The other basic configurations and functions are the same as those of the second embodiment, and in addition to the effects of the first embodiment, the excised diseased tissue can be recovered into the basket portion 41.

[Effects of the Invention] As described above, according to the present invention, when incising and resecting a lesion in a living body or a stenosis in a body cavity, in addition to mechanically cutting the lesion by the resection part, the resection part is Since the lesion is heated by a laser beam and the lesion is cauterized with the heat, the incision ability can be improved, and even hard areas can be easily incised and resected. Furthermore, since a laser beam that does not cause an electric shock to the living body is used as a heating means for the resection portion, the treatment can be performed safely.

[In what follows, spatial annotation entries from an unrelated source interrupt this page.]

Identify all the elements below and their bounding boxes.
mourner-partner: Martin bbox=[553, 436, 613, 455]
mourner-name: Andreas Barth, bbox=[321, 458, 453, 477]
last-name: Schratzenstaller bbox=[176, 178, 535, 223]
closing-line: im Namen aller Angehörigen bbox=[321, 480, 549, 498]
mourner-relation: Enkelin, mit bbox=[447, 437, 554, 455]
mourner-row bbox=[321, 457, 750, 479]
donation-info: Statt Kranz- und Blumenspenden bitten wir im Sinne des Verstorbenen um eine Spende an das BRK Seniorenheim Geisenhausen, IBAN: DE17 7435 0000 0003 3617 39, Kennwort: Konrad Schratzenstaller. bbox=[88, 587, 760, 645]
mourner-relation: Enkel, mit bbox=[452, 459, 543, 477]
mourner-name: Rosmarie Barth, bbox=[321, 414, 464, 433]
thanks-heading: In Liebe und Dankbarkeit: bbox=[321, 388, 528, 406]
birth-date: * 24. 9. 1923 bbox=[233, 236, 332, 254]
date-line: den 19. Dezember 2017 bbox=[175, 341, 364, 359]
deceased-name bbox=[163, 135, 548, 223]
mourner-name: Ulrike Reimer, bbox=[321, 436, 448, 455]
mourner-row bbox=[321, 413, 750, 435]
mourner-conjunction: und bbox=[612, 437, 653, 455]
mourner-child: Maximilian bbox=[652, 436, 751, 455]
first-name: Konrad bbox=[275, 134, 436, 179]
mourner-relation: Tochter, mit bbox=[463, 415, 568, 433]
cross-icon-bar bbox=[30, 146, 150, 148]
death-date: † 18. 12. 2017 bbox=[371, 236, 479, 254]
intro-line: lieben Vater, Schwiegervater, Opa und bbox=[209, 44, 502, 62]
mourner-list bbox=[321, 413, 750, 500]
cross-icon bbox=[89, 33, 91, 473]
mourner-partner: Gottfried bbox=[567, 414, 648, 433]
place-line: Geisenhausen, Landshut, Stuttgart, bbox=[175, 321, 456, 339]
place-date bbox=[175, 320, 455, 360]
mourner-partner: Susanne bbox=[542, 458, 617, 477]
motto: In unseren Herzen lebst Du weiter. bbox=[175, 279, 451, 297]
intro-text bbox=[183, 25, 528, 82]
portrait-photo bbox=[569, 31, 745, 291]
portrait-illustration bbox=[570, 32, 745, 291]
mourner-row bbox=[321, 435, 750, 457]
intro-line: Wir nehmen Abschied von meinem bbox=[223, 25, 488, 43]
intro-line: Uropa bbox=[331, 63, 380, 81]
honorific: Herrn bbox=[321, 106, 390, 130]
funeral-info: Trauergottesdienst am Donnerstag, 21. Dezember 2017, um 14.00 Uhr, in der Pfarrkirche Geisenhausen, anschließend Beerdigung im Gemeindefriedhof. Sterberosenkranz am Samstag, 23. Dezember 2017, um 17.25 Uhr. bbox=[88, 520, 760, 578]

[Brief explanation of drawings]

1 to 5 show a first embodiment of the present invention, in which FIG. 1 is a plan view of the cut portion, FIG. 2 is a side view, also partially cut away, and FIG. 3 is a front view. FIG. 4 is a partial sectional view showing the operation, FIG. 5 is an overall configuration diagram, and FIGS. 6 to 8 show a second embodiment of the present invention. 7 and 8 are perspective views showing the operation of the cutting section, respectively, and FIG. 9 is an overall configuration diagram showing a third embodiment of the present invention. DESCRIPTION OF SYMBOLS 1... Cutting tool, 2... Cutting part, 25... Laser guide, 26... Laser generator, 27... Output end part.

Claims (1)

[Claims] A resection tool having a resection section at its tip for resecting a lesion in a living body, and a laser beam emitting end provided on the resection tool arranged in the resection section, so that the resection section can be irradiated with laser light from a laser generator. An endoscopic treatment instrument characterized by comprising a laser guide.